Approfondissons les deux premiers versets de l’évangile mais rétablis dans leur intégrité. Jésus avait donné deux réconforts pour ses apôtres : la promesse du Paraclet et son propre retour. Voici la troisième raison : la promesse de leur accès auprès du Père.

 

 I)              Les apôtres ne demanderont plus rien

 

La liturgie n’a malheureusement pas conservé les mots précédents notre passage (alors que la suite fut déjà lue au 3e dimanche après Pâques) : « En ce jour-là, vous ne me demanderez plus rien » (Jn 16, 23a souvent traduit par : « vous ne me poserez plus de questions »). Les apôtres n’interrogeront (en allemand jn. fragen) ou ne demanderont plus rien (jn. bitten, etwas zu tun) « ce jour-là », qui peut être compris de deux manières : la Résurrection ou la vision dans la gloire.

 

a)    Première interprétation : la Résurrection

 

St. Jean Chrysostome comprend « vous ne me direz plus ‘montrez-nous le Père’ » comme S. Philippe fêté le 11 mai (avec S. Jacques). Quand les apôtres interrogent après la Résurrection (S. Pierre sur ce qu’il adviendra de l’apôtre que Jésus aimait en Jn 21, 21), il ne s’agit pas de contredire Jésus. La Résurrection, prise largement de Pâques à la Pentecôte, inclut l’envoi de l’Esprit-Saint. L’Esprit de Vérité leur enseignera la vérité toute entière (Jn 16, 13). Les apôtres sauront tout ce qui est nécessaire pour évangéliser : « Cette onction vous enseigne toutes choses » (1 Jn 2, 27).

 

La seconde personne divine, le Fils, a uni à sa nature divine la nature humaine par l’Incarnation dans l’union hypostatique. Le Fils et le Père partagent une unique substance car ils sont consubstantiels. Une créature a accès à Dieu le Père par la nature humaine du Christ car Jésus est « médiateur entre Dieu et les hommes » (1 Tm 2, 5-6).

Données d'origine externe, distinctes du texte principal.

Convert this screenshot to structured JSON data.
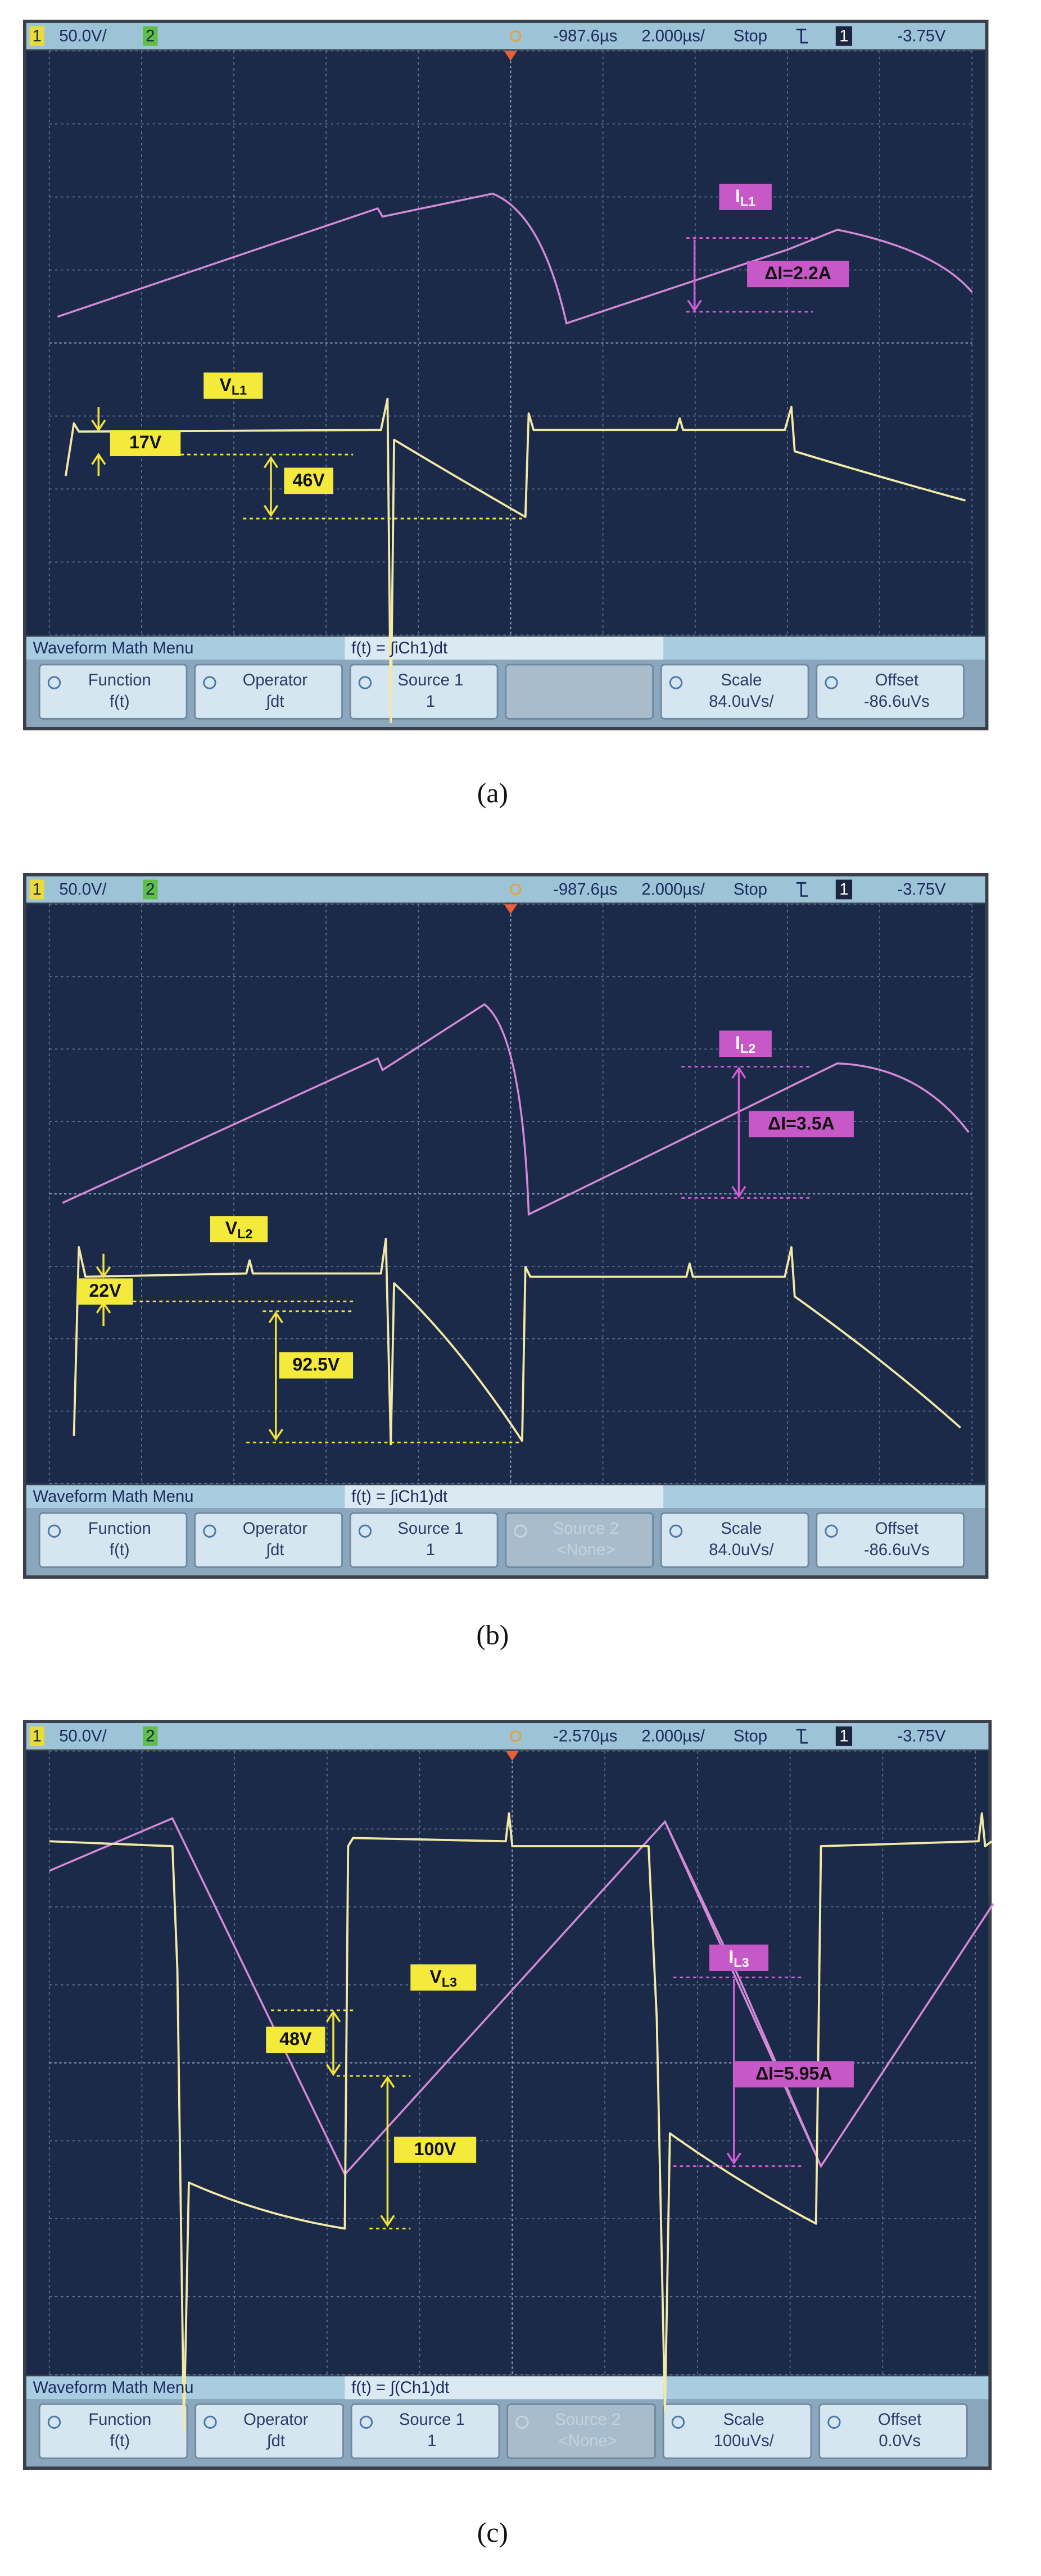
{
  "panels": [
    {
      "status": {
        "ch1": "1",
        "scale": "50.0V/",
        "ch2": "2",
        "delay": "-987.6µs",
        "timebase": "2.000µs/",
        "run": "Stop",
        "trigger_source": "1",
        "level": "-3.75V"
      },
      "annotations": [
        {
          "text": "I",
          "sub": "L1",
          "color": "#c658c8"
        },
        {
          "text": "ΔI=2.2A",
          "color": "#c658c8"
        },
        {
          "text": "V",
          "sub": "L1",
          "color": "#f3ea3c"
        },
        {
          "text": "17V",
          "color": "#f3ea3c"
        },
        {
          "text": "46V",
          "color": "#f3ea3c"
        }
      ],
      "menu": {
        "title": "Waveform Math Menu",
        "formula": "f(t) = ∫iCh1)dt",
        "buttons": [
          {
            "name": "Function",
            "value": "f(t)"
          },
          {
            "name": "Operator",
            "value": "∫dt"
          },
          {
            "name": "Source 1",
            "value": "1"
          },
          {
            "disabled": true
          },
          {
            "name": "Scale",
            "value": "84.0uVs/"
          },
          {
            "name": "Offset",
            "value": "-86.6uVs"
          }
        ]
      },
      "caption": "(a)"
    },
    {
      "status": {
        "ch1": "1",
        "scale": "50.0V/",
        "ch2": "2",
        "delay": "-987.6µs",
        "timebase": "2.000µs/",
        "run": "Stop",
        "trigger_source": "1",
        "level": "-3.75V"
      },
      "annotations": [
        {
          "text": "I",
          "sub": "L2",
          "color": "#c658c8"
        },
        {
          "text": "ΔI=3.5A",
          "color": "#c658c8"
        },
        {
          "text": "V",
          "sub": "L2",
          "color": "#f3ea3c"
        },
        {
          "text": "22V",
          "color": "#f3ea3c"
        },
        {
          "text": "92.5V",
          "color": "#f3ea3c"
        }
      ],
      "menu": {
        "title": "Waveform Math Menu",
        "formula": "f(t) = ∫iCh1)dt",
        "buttons": [
          {
            "name": "Function",
            "value": "f(t)"
          },
          {
            "name": "Operator",
            "value": "∫dt"
          },
          {
            "name": "Source 1",
            "value": "1"
          },
          {
            "name": "Source 2",
            "value": "<None>",
            "disabled": true
          },
          {
            "name": "Scale",
            "value": "84.0uVs/"
          },
          {
            "name": "Offset",
            "value": "-86.6uVs"
          }
        ]
      },
      "caption": "(b)"
    },
    {
      "status": {
        "ch1": "1",
        "scale": "50.0V/",
        "ch2": "2",
        "delay": "-2.570µs",
        "timebase": "2.000µs/",
        "run": "Stop",
        "trigger_source": "1",
        "level": "-3.75V"
      },
      "annotations": [
        {
          "text": "I",
          "sub": "L3",
          "color": "#c658c8"
        },
        {
          "text": "ΔI=5.95A",
          "color": "#c658c8"
        },
        {
          "text": "V",
          "sub": "L3",
          "color": "#f3ea3c"
        },
        {
          "text": "48V",
          "color": "#f3ea3c"
        },
        {
          "text": "100V",
          "color": "#f3ea3c"
        }
      ],
      "menu": {
        "title": "Waveform Math Menu",
        "formula": "f(t) = ∫(Ch1)dt",
        "buttons": [
          {
            "name": "Function",
            "value": "f(t)"
          },
          {
            "name": "Operator",
            "value": "∫dt"
          },
          {
            "name": "Source 1",
            "value": "1"
          },
          {
            "name": "Source 2",
            "value": "<None>",
            "disabled": true
          },
          {
            "name": "Scale",
            "value": "100uVs/"
          },
          {
            "name": "Offset",
            "value": "0.0Vs"
          }
        ]
      },
      "caption": "(c)"
    }
  ]
}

Ce jour-là, les apôtres ne l’interrogeront plus comme médiateur mais le solliciteront comme Dieu. L’Église agit ainsi. Elle ne demande pas son intercession : « Ô Christ, priez pour nous » mais qu’il intervienne en tant que Dieu. Elle s’unit à son action divine par l’amour et la foi.

 

b)    Seconde interprétation : la Gloire

 

St. Augustin envisage dans « ce jour-là » la béatitude où les apôtres ne chercheront plus à obtenir quoi que ce soit, car il ne restera rien à désirer dans la patrie : « Je serai rassasié quand apparaîtra ta gloire » (Ps 16, 15, Vulg.). Ainsi la volonté qui est siège du désir, est comblée. La seconde faculté supérieure de l’âme, l’intellect, le sera tout autant : « Dans votre lumière nous verrons la lumière » (Ps 35, 10). Chez un bienheureux, la lumière de gloire remplace la foi. Il voit alors toutes les choses créées dans la lumière du Verbe. L’intelligence est ravie par la lumière de Dieu. Elle voit Dieu tel qu’il est, dans son essence, sans intermédiaire. Mais elle ne pourra le comprendre au sens strict car cela dépasse ses capacités. Dieu seul se comprend lui-même.

 

On pourrait objecter que l’Écriture mentionne des saints priant qui désirent donc ce qu’ils n’ont pas (Jb 5, 1 ; 2 M 15, 12 : « Onias, jadis grand prêtre (…) étendait les mains et priait pour toute la communauté des Juifs »). Ils n’intercèdent pas que pour d’autres puisque l’Apocalypse, les martyrs réclament justice pour eux-mêmes : « Jusques à quand, Maître saint et vrai, resteras-tu sans juger, sans venger notre sang sur les habitants de la Terre ? » (Ap 6, 10). Dans d’autres passages, des créatures du Paradis interrogeant Dieu (Ps 23, 8 ; Is 63). Certes, Denys le Pseudo-Aréopagite l’attribue aux anges mais qu’importe, puisque les élus leur ressembleront (Mt 22, 30).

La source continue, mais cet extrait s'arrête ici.